FOMC Minutes Highlight Selective Cost Pass-Through Patterns Shaping Inflation Persistence
Analysis of FOMC minutes shows mixed business responses to energy costs, with selective pass-through contributing to uneven inflation dynamics across sectors and regions.
Federal Reserve meeting records from the September 2023 session document business contacts reporting uneven absorption of elevated energy expenses, with manufacturing firms in some districts noting limited ability to fully transfer costs amid softening demand while service providers cited greater flexibility through contractual adjustments.
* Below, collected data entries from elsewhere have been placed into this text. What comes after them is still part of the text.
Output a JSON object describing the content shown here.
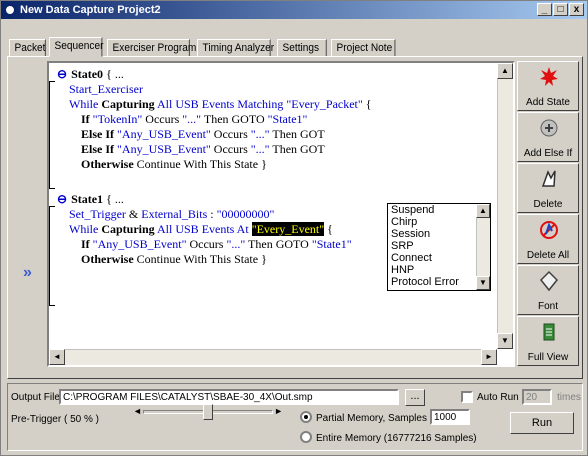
{
  "window": {
    "title": "New Data Capture Project2",
    "controls": [
      "_",
      "□",
      "x"
    ]
  },
  "tabs": [
    {
      "label": "Packet"
    },
    {
      "label": "Sequencer"
    },
    {
      "label": "Exerciser Program"
    },
    {
      "label": "Timing Analyzer"
    },
    {
      "label": "Settings"
    },
    {
      "label": "Project Note"
    }
  ],
  "active_tab": "Sequencer",
  "editor": {
    "state0": {
      "header_kw": "State0",
      "header_rest": " { ...",
      "start": "Start_Exerciser",
      "while": {
        "kw": "While ",
        "cap": "Capturing",
        "mid": " All USB Events Matching ",
        "name": "\"Every_Packet\"",
        "tail": " {"
      },
      "if1": {
        "kw": "If ",
        "arg": "\"TokenIn\"",
        "mid": " Occurs ",
        "dots": "\"...\"",
        "then": " Then GOTO ",
        "target": "\"State1\""
      },
      "elif1": {
        "kw": "Else If ",
        "arg": "\"Any_USB_Event\"",
        "mid": " Occurs ",
        "dots": "\"...\"",
        "then": " Then GOT"
      },
      "elif2": {
        "kw": "Else If ",
        "arg": "\"Any_USB_Event\"",
        "mid": " Occurs ",
        "dots": "\"...\"",
        "then": " Then GOT"
      },
      "otherwise": {
        "kw": "Otherwise",
        "rest": " Continue With This State }"
      }
    },
    "state1": {
      "header_kw": "State1",
      "header_rest": " { ...",
      "trigger": {
        "name": "Set_Trigger",
        "amp": " & ",
        "ext": "External_Bits",
        "colon": " : ",
        "val": "\"00000000\""
      },
      "while": {
        "kw": "While ",
        "cap": "Capturing",
        "mid": " All USB Events At ",
        "name": "\"Every_Event\"",
        "tail": " {"
      },
      "if1": {
        "kw": "If ",
        "arg": "\"Any_USB_Event\"",
        "mid": " Occurs ",
        "dots": "\"...\"",
        "then": " Then GOTO ",
        "target": "\"State1\""
      },
      "otherwise": {
        "kw": "Otherwise",
        "rest": " Continue With This State }"
      }
    },
    "dropdown_items": [
      "Suspend",
      "Chirp",
      "Session",
      "SRP",
      "Connect",
      "HNP",
      "Protocol Error"
    ]
  },
  "sidebar": [
    {
      "label": "Add State",
      "icon": "starburst-icon"
    },
    {
      "label": "Add Else If",
      "icon": "add-else-if-icon"
    },
    {
      "label": "Delete",
      "icon": "delete-icon"
    },
    {
      "label": "Delete All",
      "icon": "delete-all-icon"
    },
    {
      "label": "Font",
      "icon": "font-icon"
    },
    {
      "label": "Full View",
      "icon": "full-view-icon"
    }
  ],
  "bottom": {
    "output_file_label": "Output File",
    "output_file_value": "C:\\PROGRAM FILES\\CATALYST\\SBAE-30_4X\\Out.smp",
    "browse_label": "...",
    "auto_run_label": "Auto Run",
    "auto_run_value": "20",
    "auto_run_unit": "times",
    "pretrigger_label": "Pre-Trigger ( 50 % )",
    "pretrigger_percent": 50,
    "partial_memory_label": "Partial Memory, Samples No",
    "samples_value": "1000",
    "entire_memory_label": "Entire Memory (16777216 Samples)",
    "run_label": "Run"
  },
  "colors": {
    "keyword_blue": "#0000cc",
    "highlight_bg": "#000000",
    "highlight_fg": "#ffff00",
    "title_bar": "#0a246a"
  }
}
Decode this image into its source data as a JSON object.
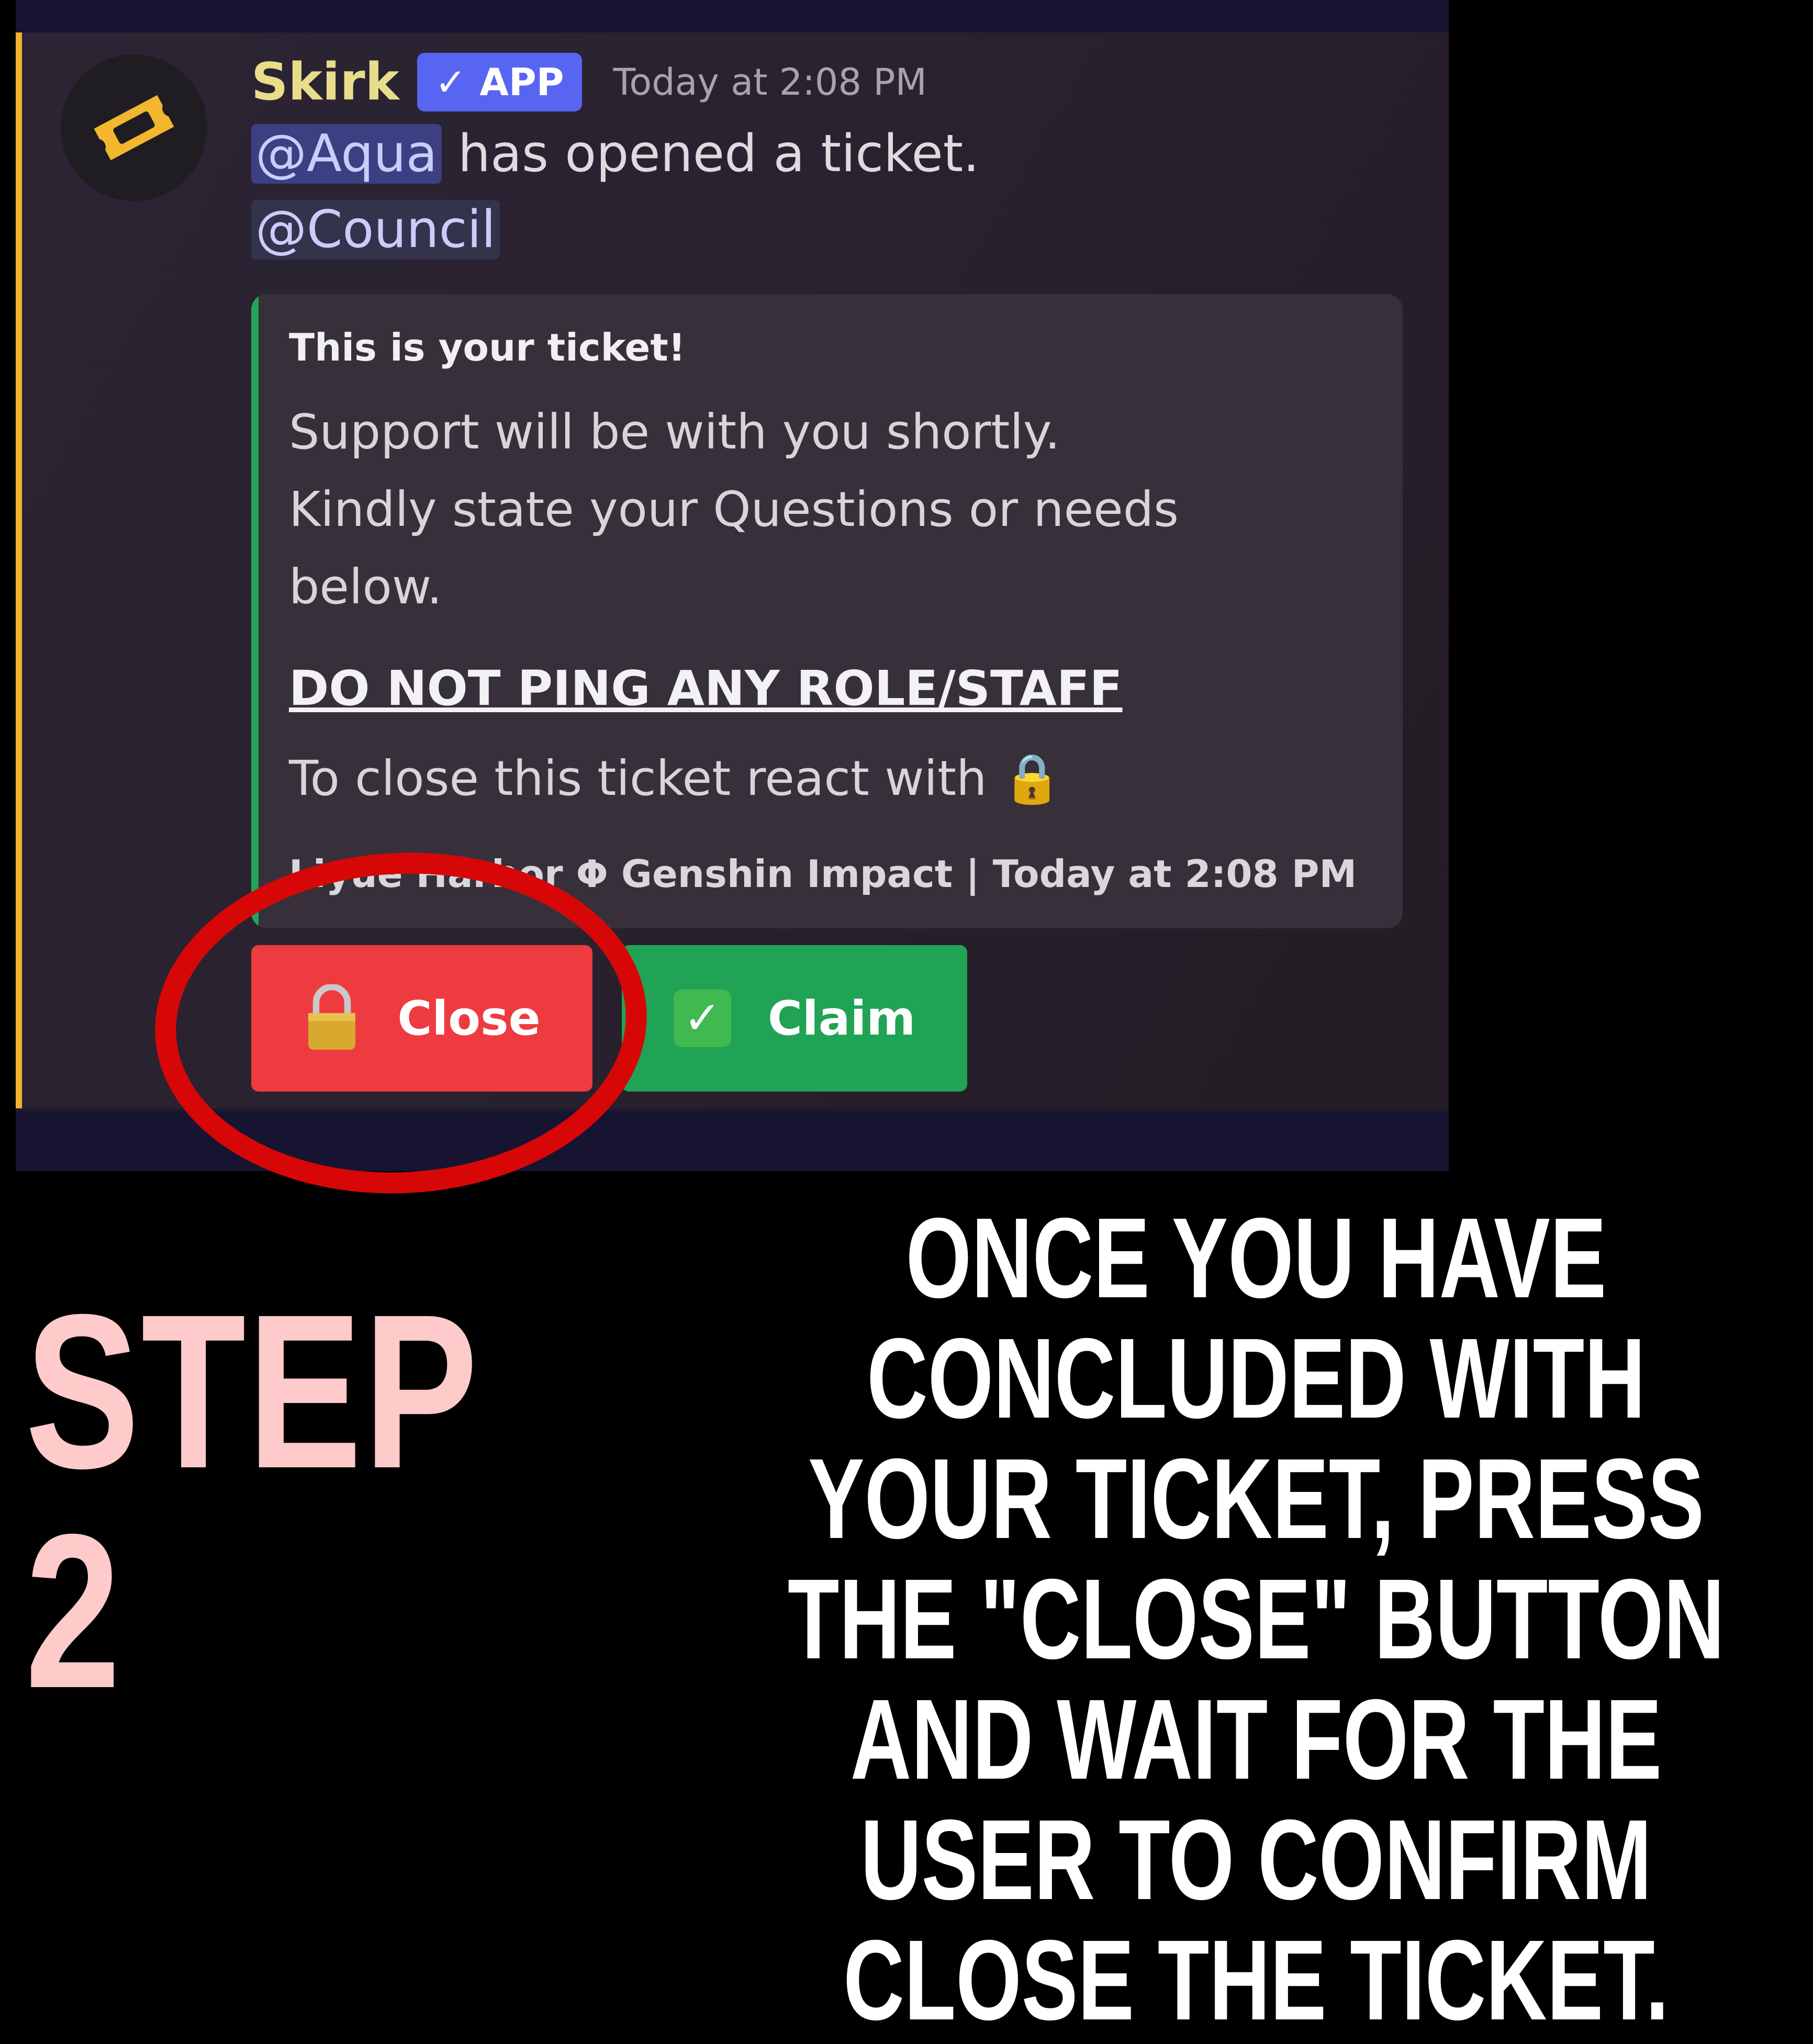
{
  "message": {
    "username": "Skirk",
    "badge": "✓ APP",
    "timestamp": "Today at 2:08 PM",
    "mention_user": "@Aqua",
    "opened_text": " has opened a ticket.",
    "mention_role": "@Council",
    "avatar_icon": "ticket-icon"
  },
  "embed": {
    "title": "This is your ticket!",
    "line1": "Support will be with you shortly.",
    "line2": "Kindly state your Questions or needs",
    "line3": "below.",
    "warning": "DO NOT PING ANY ROLE/STAFF",
    "close_hint": "To close this ticket react with",
    "close_emoji": "🔒",
    "footer": "Liyue Harbor Φ Genshin Impact | Today at 2:08 PM",
    "accent_color": "#23a55a"
  },
  "buttons": {
    "close_label": "Close",
    "close_icon": "lock-icon",
    "claim_label": "Claim",
    "claim_icon": "check-icon",
    "close_color": "#ee3b40",
    "claim_color": "#20a354"
  },
  "overlay": {
    "step": "STEP 2",
    "instructions": "ONCE YOU HAVE CONCLUDED WITH YOUR TICKET, PRESS THE \"CLOSE\" BUTTON AND WAIT FOR THE USER TO CONFIRM CLOSE THE TICKET.",
    "highlight_color": "#d80707"
  }
}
Primary FOMC transcripts emphasize regional divergences, including stronger pass-through in energy-intensive sectors versus restraint in consumer-facing industries wary of volume erosion. Cross-referenced against contemporaneous Bureau of Labor Statistics producer price data, these accounts reveal that input cost pressures have not uniformly translated into core goods inflation, contrasting with earlier 2022 patterns where broader transmission occurred. Multiple district perspectives captured in the minutes underscore that labor market tightness continues to support wage-driven cost shifts independent of energy, offering a lens into why headline disinflation may decouple from underlying measures that guide policy calibration. Such documentation prioritizes direct participant observations over aggregated models, illuminating channels through which energy volatility could sustain service-sector price momentum even as commodity benchmarks moderate.
MERIDIAN: Minutes data indicate sector-specific absorption of energy costs may prolong service inflation relative to goods, informing measured adjustments in the federal funds rate trajectory.